Travel by foreign dignitaries to China has been exceedingly rare since the pandemic broke out over two years ago, with Chinese borders largely shut due to domestic COVID concerns.
Indonesia, one of China’s biggest trading partners, is an important source of ferronickel, coal, copper and natural gas for the world’s second-largest economy.
In the first half of 2022, Chinese imports from Indonesia, mostly commodities, surged 34.2 per cent on year, the most after Russia.

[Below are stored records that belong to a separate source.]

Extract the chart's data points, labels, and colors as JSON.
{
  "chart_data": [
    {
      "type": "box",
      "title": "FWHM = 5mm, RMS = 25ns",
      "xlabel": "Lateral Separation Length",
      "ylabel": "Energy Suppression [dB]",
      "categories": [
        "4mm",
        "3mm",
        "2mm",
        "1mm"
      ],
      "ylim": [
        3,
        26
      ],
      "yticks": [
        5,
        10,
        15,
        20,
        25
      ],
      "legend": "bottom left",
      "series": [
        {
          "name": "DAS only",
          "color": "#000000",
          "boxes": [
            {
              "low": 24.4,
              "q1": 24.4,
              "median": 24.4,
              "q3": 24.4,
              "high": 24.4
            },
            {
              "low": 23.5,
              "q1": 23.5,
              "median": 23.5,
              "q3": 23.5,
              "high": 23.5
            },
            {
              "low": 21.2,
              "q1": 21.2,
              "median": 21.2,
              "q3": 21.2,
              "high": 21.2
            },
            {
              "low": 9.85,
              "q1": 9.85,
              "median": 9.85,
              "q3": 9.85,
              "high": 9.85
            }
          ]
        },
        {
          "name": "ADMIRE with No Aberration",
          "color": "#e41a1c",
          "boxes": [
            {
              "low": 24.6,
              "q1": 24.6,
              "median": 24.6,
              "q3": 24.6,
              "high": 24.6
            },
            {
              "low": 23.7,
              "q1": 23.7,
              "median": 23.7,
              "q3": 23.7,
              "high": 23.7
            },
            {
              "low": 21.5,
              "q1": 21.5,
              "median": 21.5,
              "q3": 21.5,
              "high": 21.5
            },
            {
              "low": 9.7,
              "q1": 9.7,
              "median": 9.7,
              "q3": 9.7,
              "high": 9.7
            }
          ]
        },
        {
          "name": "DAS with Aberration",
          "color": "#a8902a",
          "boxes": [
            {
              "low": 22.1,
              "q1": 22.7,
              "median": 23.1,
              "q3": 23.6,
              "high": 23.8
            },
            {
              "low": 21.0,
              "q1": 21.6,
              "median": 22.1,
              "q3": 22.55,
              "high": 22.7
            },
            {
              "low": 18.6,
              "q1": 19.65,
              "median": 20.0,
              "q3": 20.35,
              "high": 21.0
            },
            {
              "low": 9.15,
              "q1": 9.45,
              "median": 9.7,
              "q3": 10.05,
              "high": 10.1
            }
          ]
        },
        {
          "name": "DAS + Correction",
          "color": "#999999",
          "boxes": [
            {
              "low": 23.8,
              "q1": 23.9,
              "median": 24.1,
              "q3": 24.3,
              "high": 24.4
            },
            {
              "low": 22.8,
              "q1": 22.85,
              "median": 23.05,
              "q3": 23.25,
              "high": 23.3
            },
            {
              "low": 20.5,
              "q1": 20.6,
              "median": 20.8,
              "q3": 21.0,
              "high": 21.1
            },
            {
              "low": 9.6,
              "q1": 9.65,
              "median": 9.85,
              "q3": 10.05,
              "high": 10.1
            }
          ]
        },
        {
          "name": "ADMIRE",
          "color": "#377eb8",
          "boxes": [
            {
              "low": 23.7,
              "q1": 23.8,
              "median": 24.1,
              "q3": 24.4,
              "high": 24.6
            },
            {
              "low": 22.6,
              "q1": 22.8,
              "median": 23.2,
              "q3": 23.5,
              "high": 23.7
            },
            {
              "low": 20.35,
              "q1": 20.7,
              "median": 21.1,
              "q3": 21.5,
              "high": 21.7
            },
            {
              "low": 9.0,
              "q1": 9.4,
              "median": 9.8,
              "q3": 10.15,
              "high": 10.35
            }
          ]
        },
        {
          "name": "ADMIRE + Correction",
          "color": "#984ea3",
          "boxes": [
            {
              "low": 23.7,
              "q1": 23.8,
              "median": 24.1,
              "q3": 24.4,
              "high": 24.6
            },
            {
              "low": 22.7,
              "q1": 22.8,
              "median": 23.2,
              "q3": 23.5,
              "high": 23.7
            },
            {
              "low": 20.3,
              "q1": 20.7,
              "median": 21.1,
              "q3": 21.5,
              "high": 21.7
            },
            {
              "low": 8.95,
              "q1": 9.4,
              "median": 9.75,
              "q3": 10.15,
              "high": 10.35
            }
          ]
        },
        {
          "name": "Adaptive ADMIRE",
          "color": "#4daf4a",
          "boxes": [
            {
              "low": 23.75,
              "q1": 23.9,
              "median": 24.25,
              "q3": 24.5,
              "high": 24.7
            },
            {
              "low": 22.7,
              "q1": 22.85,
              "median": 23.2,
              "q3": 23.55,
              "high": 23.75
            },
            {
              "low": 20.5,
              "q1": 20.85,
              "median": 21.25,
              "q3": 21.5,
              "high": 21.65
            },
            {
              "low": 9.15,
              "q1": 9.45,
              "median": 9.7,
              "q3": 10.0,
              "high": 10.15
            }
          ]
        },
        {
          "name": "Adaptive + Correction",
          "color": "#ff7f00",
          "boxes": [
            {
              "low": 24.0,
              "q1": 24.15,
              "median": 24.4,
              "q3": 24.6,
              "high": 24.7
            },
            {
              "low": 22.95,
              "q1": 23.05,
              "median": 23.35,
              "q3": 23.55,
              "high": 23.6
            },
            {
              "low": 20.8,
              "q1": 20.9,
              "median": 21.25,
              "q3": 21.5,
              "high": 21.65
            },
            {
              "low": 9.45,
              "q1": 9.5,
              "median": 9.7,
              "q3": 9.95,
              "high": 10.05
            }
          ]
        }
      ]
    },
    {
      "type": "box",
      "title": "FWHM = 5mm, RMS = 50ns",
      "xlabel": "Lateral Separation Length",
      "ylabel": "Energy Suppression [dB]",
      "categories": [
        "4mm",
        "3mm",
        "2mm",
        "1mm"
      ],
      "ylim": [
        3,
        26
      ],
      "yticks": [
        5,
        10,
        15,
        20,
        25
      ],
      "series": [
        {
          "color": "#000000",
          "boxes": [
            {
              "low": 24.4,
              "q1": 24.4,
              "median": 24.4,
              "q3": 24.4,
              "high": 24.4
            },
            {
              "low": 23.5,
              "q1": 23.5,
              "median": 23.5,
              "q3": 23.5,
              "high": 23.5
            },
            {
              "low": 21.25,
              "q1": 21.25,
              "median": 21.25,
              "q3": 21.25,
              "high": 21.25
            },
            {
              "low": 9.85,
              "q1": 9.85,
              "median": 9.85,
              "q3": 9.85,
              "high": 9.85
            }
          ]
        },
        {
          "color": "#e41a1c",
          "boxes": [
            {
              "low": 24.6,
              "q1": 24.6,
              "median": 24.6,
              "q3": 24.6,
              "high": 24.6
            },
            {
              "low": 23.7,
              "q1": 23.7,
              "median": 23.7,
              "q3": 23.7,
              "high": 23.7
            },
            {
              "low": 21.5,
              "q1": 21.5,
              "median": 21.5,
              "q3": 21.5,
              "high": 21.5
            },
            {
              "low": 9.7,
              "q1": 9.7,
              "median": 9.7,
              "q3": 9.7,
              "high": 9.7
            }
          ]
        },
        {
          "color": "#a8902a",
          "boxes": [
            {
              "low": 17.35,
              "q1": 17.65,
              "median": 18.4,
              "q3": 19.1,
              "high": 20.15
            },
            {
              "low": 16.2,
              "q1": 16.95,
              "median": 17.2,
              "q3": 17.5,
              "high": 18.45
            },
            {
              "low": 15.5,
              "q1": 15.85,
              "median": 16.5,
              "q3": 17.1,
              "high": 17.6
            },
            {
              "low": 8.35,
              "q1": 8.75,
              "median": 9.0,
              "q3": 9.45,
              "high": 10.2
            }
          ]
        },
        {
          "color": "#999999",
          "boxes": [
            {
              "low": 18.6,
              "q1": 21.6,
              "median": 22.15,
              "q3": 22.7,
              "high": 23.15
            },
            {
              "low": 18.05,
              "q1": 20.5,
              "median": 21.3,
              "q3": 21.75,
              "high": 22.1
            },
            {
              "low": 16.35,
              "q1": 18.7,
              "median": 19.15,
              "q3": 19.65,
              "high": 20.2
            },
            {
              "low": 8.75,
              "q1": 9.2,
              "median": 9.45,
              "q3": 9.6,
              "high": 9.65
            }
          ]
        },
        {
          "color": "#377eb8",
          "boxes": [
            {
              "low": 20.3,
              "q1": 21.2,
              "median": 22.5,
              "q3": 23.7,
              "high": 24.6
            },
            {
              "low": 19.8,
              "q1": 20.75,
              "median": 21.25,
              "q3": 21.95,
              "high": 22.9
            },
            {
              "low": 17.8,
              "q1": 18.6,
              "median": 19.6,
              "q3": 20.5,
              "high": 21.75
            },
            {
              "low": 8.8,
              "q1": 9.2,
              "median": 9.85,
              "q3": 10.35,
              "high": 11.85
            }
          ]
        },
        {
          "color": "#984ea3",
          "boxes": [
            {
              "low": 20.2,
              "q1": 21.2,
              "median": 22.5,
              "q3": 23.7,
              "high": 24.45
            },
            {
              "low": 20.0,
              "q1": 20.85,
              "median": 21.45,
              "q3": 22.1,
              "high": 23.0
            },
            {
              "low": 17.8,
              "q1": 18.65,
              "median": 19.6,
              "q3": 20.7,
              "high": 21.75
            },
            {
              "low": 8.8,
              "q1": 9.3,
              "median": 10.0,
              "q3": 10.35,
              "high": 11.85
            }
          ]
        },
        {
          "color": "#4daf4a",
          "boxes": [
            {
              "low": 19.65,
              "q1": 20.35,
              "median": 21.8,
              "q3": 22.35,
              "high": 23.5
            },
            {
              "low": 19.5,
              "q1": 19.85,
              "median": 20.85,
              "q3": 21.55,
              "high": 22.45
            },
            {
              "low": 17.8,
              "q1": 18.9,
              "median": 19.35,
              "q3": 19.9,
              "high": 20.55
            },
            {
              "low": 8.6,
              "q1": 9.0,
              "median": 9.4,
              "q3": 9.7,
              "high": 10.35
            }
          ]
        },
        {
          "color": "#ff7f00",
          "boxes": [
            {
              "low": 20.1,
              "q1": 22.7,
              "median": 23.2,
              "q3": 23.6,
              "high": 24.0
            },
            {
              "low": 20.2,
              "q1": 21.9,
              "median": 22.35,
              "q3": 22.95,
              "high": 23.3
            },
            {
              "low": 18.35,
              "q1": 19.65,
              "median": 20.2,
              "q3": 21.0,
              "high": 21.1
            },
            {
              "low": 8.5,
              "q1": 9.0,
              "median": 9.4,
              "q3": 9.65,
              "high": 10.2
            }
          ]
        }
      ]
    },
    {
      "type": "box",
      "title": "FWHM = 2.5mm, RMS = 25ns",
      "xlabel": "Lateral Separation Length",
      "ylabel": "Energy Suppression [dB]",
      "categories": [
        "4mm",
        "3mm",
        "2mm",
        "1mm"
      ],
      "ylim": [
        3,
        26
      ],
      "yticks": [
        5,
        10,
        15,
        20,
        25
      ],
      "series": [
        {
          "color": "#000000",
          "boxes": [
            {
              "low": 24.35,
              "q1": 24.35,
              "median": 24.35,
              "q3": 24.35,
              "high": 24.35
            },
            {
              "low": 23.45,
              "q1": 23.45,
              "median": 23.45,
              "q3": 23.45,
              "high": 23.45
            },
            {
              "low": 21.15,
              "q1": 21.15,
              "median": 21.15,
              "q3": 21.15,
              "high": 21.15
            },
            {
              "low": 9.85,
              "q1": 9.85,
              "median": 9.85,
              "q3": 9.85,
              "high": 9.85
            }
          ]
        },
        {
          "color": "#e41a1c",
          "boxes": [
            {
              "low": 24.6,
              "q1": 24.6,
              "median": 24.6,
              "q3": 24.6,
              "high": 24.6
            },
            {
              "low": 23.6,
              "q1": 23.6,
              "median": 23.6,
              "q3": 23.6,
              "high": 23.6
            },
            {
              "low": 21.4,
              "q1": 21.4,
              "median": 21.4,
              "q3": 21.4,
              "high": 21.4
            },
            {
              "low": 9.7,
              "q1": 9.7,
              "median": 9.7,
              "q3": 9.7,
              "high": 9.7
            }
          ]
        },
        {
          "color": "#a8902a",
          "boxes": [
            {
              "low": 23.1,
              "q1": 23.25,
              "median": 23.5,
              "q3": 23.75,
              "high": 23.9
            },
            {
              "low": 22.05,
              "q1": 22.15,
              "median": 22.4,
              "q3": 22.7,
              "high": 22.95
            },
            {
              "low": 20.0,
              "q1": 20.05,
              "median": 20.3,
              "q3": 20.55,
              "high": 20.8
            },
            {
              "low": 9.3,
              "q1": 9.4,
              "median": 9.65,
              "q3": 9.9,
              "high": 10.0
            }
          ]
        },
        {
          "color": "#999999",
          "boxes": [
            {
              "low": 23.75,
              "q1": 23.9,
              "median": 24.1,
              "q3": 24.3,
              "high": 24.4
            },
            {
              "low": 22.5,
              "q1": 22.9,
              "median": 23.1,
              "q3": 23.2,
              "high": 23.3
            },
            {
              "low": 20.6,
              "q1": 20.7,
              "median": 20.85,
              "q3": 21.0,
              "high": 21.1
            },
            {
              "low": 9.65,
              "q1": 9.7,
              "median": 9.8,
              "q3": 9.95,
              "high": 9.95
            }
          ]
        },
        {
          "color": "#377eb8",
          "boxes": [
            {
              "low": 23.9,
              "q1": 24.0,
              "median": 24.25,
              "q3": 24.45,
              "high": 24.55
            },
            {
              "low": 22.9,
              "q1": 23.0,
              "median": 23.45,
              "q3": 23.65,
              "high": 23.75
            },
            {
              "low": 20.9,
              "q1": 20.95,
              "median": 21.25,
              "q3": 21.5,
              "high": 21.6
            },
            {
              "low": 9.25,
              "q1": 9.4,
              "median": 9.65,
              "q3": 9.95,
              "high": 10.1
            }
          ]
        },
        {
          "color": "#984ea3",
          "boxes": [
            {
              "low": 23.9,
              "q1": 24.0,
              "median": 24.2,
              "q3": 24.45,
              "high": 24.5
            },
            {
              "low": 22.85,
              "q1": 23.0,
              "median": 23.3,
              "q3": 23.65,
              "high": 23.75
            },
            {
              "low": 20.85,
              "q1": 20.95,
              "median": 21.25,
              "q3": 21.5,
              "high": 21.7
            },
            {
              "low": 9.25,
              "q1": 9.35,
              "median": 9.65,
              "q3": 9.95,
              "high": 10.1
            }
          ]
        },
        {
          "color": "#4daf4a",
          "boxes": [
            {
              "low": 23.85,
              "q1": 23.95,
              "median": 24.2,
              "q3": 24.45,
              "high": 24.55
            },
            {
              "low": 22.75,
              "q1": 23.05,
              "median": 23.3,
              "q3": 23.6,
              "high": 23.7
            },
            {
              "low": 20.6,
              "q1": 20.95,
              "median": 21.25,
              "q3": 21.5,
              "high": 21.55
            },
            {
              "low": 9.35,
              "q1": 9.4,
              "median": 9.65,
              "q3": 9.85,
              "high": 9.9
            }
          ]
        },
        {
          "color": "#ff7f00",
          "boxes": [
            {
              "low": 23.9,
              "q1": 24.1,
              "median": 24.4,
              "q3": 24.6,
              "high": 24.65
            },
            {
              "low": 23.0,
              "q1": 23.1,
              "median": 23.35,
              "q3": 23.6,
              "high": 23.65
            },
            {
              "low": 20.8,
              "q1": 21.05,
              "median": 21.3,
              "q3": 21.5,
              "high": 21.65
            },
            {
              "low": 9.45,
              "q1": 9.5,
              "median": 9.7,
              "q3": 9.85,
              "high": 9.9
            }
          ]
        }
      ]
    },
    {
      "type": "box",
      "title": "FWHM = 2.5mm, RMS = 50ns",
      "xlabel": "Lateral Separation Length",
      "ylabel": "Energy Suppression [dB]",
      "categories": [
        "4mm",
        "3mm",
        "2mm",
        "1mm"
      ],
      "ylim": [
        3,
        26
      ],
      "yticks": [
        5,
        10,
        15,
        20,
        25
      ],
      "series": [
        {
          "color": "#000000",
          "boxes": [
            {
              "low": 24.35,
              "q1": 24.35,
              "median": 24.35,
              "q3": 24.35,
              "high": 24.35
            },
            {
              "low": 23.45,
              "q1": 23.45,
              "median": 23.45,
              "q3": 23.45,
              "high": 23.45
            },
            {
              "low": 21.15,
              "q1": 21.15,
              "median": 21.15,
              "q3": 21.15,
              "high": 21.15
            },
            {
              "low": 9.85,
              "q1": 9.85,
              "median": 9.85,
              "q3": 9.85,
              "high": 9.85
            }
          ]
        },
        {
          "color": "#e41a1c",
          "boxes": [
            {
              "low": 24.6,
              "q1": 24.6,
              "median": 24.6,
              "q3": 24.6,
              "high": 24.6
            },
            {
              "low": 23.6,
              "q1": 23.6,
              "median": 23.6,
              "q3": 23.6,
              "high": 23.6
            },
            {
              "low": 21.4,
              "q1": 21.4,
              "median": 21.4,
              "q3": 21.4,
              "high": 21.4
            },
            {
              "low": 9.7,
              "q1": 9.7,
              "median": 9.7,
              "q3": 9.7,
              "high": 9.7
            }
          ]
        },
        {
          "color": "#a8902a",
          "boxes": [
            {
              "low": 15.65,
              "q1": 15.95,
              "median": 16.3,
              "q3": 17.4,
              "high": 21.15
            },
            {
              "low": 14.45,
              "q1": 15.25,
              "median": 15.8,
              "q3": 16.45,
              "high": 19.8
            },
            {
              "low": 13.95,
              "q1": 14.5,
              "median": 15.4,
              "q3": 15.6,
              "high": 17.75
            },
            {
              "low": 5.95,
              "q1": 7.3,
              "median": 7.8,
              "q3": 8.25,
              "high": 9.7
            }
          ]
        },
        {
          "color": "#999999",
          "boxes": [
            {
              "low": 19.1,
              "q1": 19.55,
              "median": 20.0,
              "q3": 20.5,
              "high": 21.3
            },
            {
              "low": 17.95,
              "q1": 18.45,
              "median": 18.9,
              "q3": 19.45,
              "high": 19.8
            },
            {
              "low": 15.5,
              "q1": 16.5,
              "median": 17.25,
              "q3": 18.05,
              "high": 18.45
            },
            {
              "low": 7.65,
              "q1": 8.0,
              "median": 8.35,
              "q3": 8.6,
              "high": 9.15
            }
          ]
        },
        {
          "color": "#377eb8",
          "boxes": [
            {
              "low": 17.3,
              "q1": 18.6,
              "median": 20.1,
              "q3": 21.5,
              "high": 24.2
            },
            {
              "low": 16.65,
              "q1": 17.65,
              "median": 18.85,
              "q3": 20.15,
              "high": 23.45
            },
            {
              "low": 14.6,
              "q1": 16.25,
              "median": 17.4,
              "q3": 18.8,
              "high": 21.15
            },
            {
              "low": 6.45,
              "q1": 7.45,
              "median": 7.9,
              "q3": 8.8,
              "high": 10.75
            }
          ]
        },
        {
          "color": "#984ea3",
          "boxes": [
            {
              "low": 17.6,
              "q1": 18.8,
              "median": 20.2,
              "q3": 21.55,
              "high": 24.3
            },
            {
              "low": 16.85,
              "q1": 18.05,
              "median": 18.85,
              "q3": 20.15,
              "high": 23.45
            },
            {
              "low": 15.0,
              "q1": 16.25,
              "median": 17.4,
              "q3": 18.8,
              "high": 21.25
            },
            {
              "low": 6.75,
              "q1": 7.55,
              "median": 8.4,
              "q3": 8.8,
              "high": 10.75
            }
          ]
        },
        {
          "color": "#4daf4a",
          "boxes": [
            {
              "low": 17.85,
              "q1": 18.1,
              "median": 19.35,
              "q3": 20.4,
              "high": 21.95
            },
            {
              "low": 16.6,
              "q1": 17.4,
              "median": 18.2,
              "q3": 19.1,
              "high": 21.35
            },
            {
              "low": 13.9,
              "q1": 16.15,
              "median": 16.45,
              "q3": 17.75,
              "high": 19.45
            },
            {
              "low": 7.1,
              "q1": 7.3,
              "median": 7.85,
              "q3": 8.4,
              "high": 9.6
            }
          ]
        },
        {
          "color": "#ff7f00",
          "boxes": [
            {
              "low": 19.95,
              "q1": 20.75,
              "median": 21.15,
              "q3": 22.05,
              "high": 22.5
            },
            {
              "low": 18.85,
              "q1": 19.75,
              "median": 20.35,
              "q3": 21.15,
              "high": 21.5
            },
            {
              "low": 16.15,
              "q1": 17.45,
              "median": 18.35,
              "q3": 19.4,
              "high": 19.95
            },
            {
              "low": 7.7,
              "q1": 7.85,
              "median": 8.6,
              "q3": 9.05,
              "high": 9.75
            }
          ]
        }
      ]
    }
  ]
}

China has expressed commitment to import an additional one million tonnes of crude palm oil from Indonesia, said the Indonesian state palace after a meeting between Mr Widodo and Mr Li.
Dr David Engel, Head of Australian Strategic Policy Institute’s Indonesia Program said Mr Widodo’s visit was not surprising, as Indonesia has “enormous interests in a close economic relationship with with China”.
He said Mr Widodo is also visiting other key partners, including Japan and Korea.
Dr Randy Wirasta Nandyatama, an international relations researcher from Gadjah Mada University, said Mr Widodo’s visit couldn’t be separated from his “pragmatic character” for current interests and needs of Indonesia.
Mr Nandyatama estimated that there were at least two things on Mr Widodo’s table during his visit to Beijing.
“The first is access to food, such as access to wheat, given the current world political tensions that caused hiking in food prices and inflation.”
The second one, according to Mr Nandyatama, was related to the development of the new Indonesian capital city.
“Until now, the one who has interest and at least has concrete evidence to invest in the construction of infrastructure projects for the capital city is China,” he said.
Mr Widodo met Mr Li and Mr Xi at the historic Diaoyutai State Guesthouse, part of a sprawling complex of villas, lakes and gardens where many foreign leaders, including the late US President Richard Nixon, have been received.
‘Communication bridge’ between Russia and Ukraine
As president of the G20 this year Mr Widodo has sought to mend rifts within the group exposed by Russia’s invasion of Ukraine.
Last month he travelled to Ukraine to meet President Volodymyr Zelenskyy and also to Moscow to hold talks with President Putin.
Mr Widodo said Indonesia is willing to be a “communication bridge” between the two.
China, while not condemning its strategic partner Russia for the invasion, repeatedly called for a cessation of hostilities and offered to help promote peace talks.
Indonesian Foreign Minister Retno Marsudi, who was part of the travelling delegation, said Mr Xi had appreciated Mr Widodo ‘s peace efforts on the trips to Kyiv and Moscow.
“The visits were deemed by President Xi as Indonesia’s responsibility as a big country,” the Indonesian state palace cited Mr Marsudi as saying.
Both Indonesia and Russia are part of the G20, with the former holding the group’s presidency this year.
Some G20 member states threatened to boycott this year’s leaders summit, on the island of Bali on November 15-16, if Mr Putin attends.
Earlier G20 meetings this year focused on global food security and Russia’s invasion of Ukraine, which Moscow has called a “special military operation”.
The war in Ukraine caused major disruptions to global trade, with prices of grain and wheat soaring amid a blockade of Ukrainian seaports and sanctions on Russian commodities such as oil, gas and fertiliser.